In any of these cases where independent advice is required, if the client refuses to take independent advice, “you must stop acting for the client in relation to the gift.” The words ‘in relation to the gift’ are significant here. You do not have to say to the client that you will stop acting completely, simply that you are only prepared to draft the Will and present it for signature if you omit the particular gift that is likely to cause problems. (This is a clearer wording than in the old Guide.) It is then open to the client to go to an independent solicitor and prepare a Codicil including a gift to you if they are so minded.

Gifts from family members

Rule 3.04 allows you to prepare a Will for a family member under which you receive a significant gift without requiring the client to seek independent advice on that gift. However in these cases you should always exercise “extreme caution” because the risk of conflict is “very high”. This section of the guidance seems to be drafted more for the protection of the solicitor against aggrieved siblings than for the protection of the client. Much depends on the reasonable expectations of the other prospective beneficiaries. If a gift to you as a family member is “disproportionately large” you should ensure that the client is separately advised on that gift. It would have been helpful if the guidance had explained the position here in plain English, in the way that the Ethics and Guidance Helpline has done in the past. If a testator has three children and there are no special family circumstances pointing to one receiving more than another, then a gift of one-third under an ordinary Will in favour of a solicitor child is unlikely to raise any eyebrows.
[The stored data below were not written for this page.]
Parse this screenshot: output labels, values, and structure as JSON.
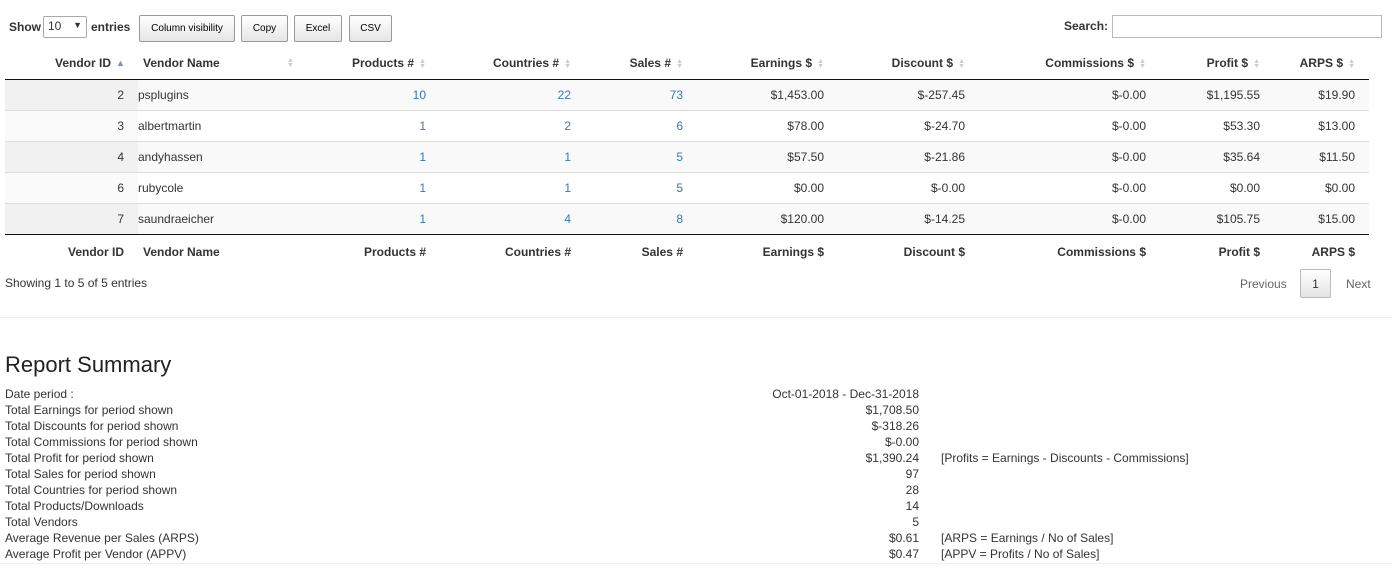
{
  "toolbar": {
    "show_label": "Show",
    "length_value": "10",
    "entries_label": "entries",
    "buttons": [
      "Column visibility",
      "Copy",
      "Excel",
      "CSV"
    ],
    "search_label": "Search:",
    "search_value": ""
  },
  "table": {
    "columns": [
      "Vendor ID",
      "Vendor Name",
      "Products #",
      "Countries #",
      "Sales #",
      "Earnings $",
      "Discount $",
      "Commissions $",
      "Profit $",
      "ARPS $"
    ],
    "rows": [
      [
        "2",
        "psplugins",
        "10",
        "22",
        "73",
        "$1,453.00",
        "$-257.45",
        "$-0.00",
        "$1,195.55",
        "$19.90"
      ],
      [
        "3",
        "albertmartin",
        "1",
        "2",
        "6",
        "$78.00",
        "$-24.70",
        "$-0.00",
        "$53.30",
        "$13.00"
      ],
      [
        "4",
        "andyhassen",
        "1",
        "1",
        "5",
        "$57.50",
        "$-21.86",
        "$-0.00",
        "$35.64",
        "$11.50"
      ],
      [
        "6",
        "rubycole",
        "1",
        "1",
        "5",
        "$0.00",
        "$-0.00",
        "$-0.00",
        "$0.00",
        "$0.00"
      ],
      [
        "7",
        "saundraeicher",
        "1",
        "4",
        "8",
        "$120.00",
        "$-14.25",
        "$-0.00",
        "$105.75",
        "$15.00"
      ]
    ]
  },
  "pagination": {
    "info": "Showing 1 to 5 of 5 entries",
    "previous": "Previous",
    "current_page": "1",
    "next": "Next"
  },
  "summary": {
    "title": "Report Summary",
    "rows": [
      {
        "label": "Date period :",
        "value": "Oct-01-2018 - Dec-31-2018",
        "note": ""
      },
      {
        "label": "Total Earnings for period shown",
        "value": "$1,708.50",
        "note": ""
      },
      {
        "label": "Total Discounts for period shown",
        "value": "$-318.26",
        "note": ""
      },
      {
        "label": "Total Commissions for period shown",
        "value": "$-0.00",
        "note": ""
      },
      {
        "label": "Total Profit for period shown",
        "value": "$1,390.24",
        "note": "[Profits = Earnings - Discounts - Commissions]"
      },
      {
        "label": "Total Sales for period shown",
        "value": "97",
        "note": ""
      },
      {
        "label": "Total Countries for period shown",
        "value": "28",
        "note": ""
      },
      {
        "label": "Total Products/Downloads",
        "value": "14",
        "note": ""
      },
      {
        "label": "Total Vendors",
        "value": "5",
        "note": ""
      },
      {
        "label": "Average Revenue per Sales (ARPS)",
        "value": "$0.61",
        "note": "[ARPS = Earnings / No of Sales]"
      },
      {
        "label": "Average Profit per Vendor (APPV)",
        "value": "$0.47",
        "note": "[APPV = Profits / No of Sales]"
      }
    ]
  },
  "colors": {
    "link": "#337ab7",
    "sort_active": "#6b8fd6"
  }
}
If, on the other hand, the solicitor is significantly favoured, either in terms of percentage or special gift of chattels, or in some way that is likely to raise the hackles of the rest of the family, then both as a matter of professional conduct and self-interest it is sensible to arrange for the testator to be given independent advice.
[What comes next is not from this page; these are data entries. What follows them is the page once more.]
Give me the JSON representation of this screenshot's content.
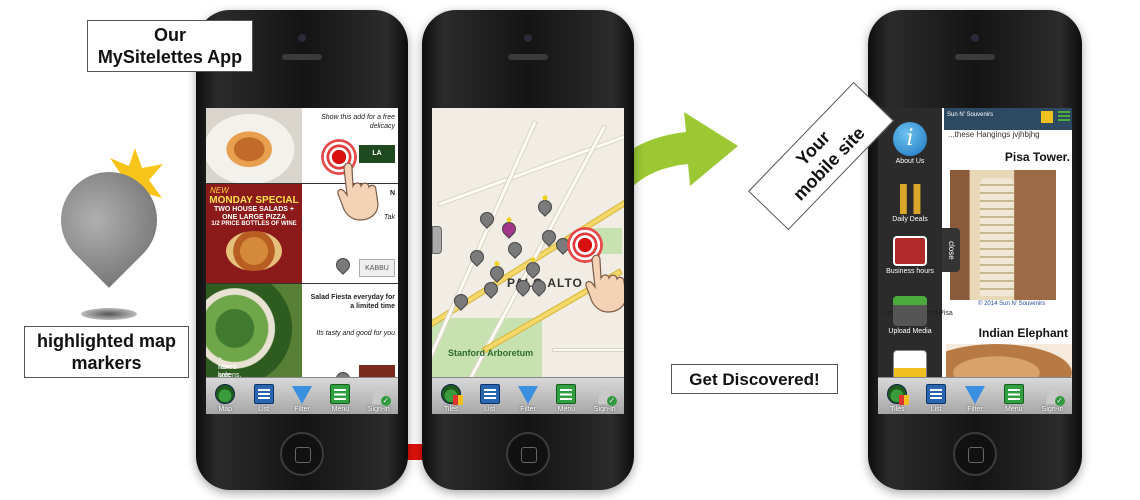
{
  "callouts": {
    "title_line1": "Our",
    "title_line2": "MySitelettes App",
    "markers_line1": "highlighted map",
    "markers_line2": "markers",
    "discover": "Get Discovered!",
    "mobile_line1": "Your",
    "mobile_line2": "mobile site"
  },
  "phone1": {
    "ads": [
      {
        "text": "Show this add for a free delicacy",
        "logo": "LA AMOUR"
      },
      {
        "photo_new": "NEW",
        "photo_title": "MONDAY SPECIAL",
        "photo_line1": "TWO HOUSE SALADS +",
        "photo_line2": "ONE LARGE PIZZA",
        "photo_line3": "1/2 PRICE BOTTLES OF WINE",
        "text_bold": "N",
        "text": "Tak",
        "logo": "KABBU"
      },
      {
        "text_bold": "Salad Fiesta everyday for a limited time",
        "text": "Its tasty and good for you",
        "photo_line1": "Mixed greens, tofu,",
        "photo_line2": "+ raw kale salad"
      }
    ],
    "tabs": [
      "Map",
      "List",
      "Filter",
      "Menu",
      "Sign-in"
    ]
  },
  "phone2": {
    "map_labels": {
      "city": "PALO ALTO",
      "arboretum": "Stanford Arboretum"
    },
    "tabs": [
      "Tiles",
      "List",
      "Filter",
      "Menu",
      "Sign-in"
    ]
  },
  "phone3": {
    "header": "Sun N' Souvenirs",
    "top_line": "...these Hangings jvjhbjhg",
    "heading1": "Pisa Tower.",
    "copyright": "© 2014 Sun N' Souvenirs",
    "caption": "Leaning Tower of Pisa",
    "heading2": "Indian Elephant",
    "menu": [
      "About Us",
      "Daily Deals",
      "Business hours",
      "Upload Media"
    ],
    "close": "close",
    "tabs": [
      "Tiles",
      "List",
      "Filter",
      "Menu",
      "Sign-in"
    ]
  },
  "colors": {
    "green_arrow": "#9cc833",
    "red_arrow": "#e3120b",
    "star": "#f7c51a",
    "marker": "#8a8a8a"
  }
}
One case that I have come across several times is where a solicitor makes a Will for a parent who has remarried. Invariably, the widow or widower is insufficiently provided for, and the testator was not advised to take independent advice, let alone the solicitor refusing to act if the testator declined. It is only too easy to fool yourself into thinking that the surviving spouse has a sufficient benefit under the Will and that because all the children benefit equally, the solicitor has done their duty. This will almost certainly be a case where independent advice is required for the protection of all concerned, and as far as the solicitor is concerned, the independent advice will be essential to avoid a complaint of professional misconduct.

Cohabitees

Incidentally, a cohabitant is not included in the exception to independent advice, so such advice must be obtained where the Will is made by a cohabiting solicitor, or where the testator is the cohabitee of a family member of the solicitor. Family member is not otherwise defined, but the guidance indicates that it includes those related by blood, marriage (and presumably civil partnership) or adoption.

In summary

Overall, these provisions regarding elderly and vulnerable clients and accepting benefits from clients will not cause you any surprise, or lead to major changes of practice. However, it is essential to study in detail rules 2 and 3 and their guidance, to draw them to the attention of your colleagues, and to be alert for the familiar situations that are going to bring you or your firm into conflict with the Code of Conduct. These are not ‘new lamps for old’ but ‘old lamps renewed’. Nevertheless the restatement and refinement of principles is generally welcome and the problem, as ever, is not ignorance of these fundamental principles but remembering to apply them and not kidding ourselves that ‘in the case of old Mrs Smith or Auntie Emma these rules just do not apply to me!’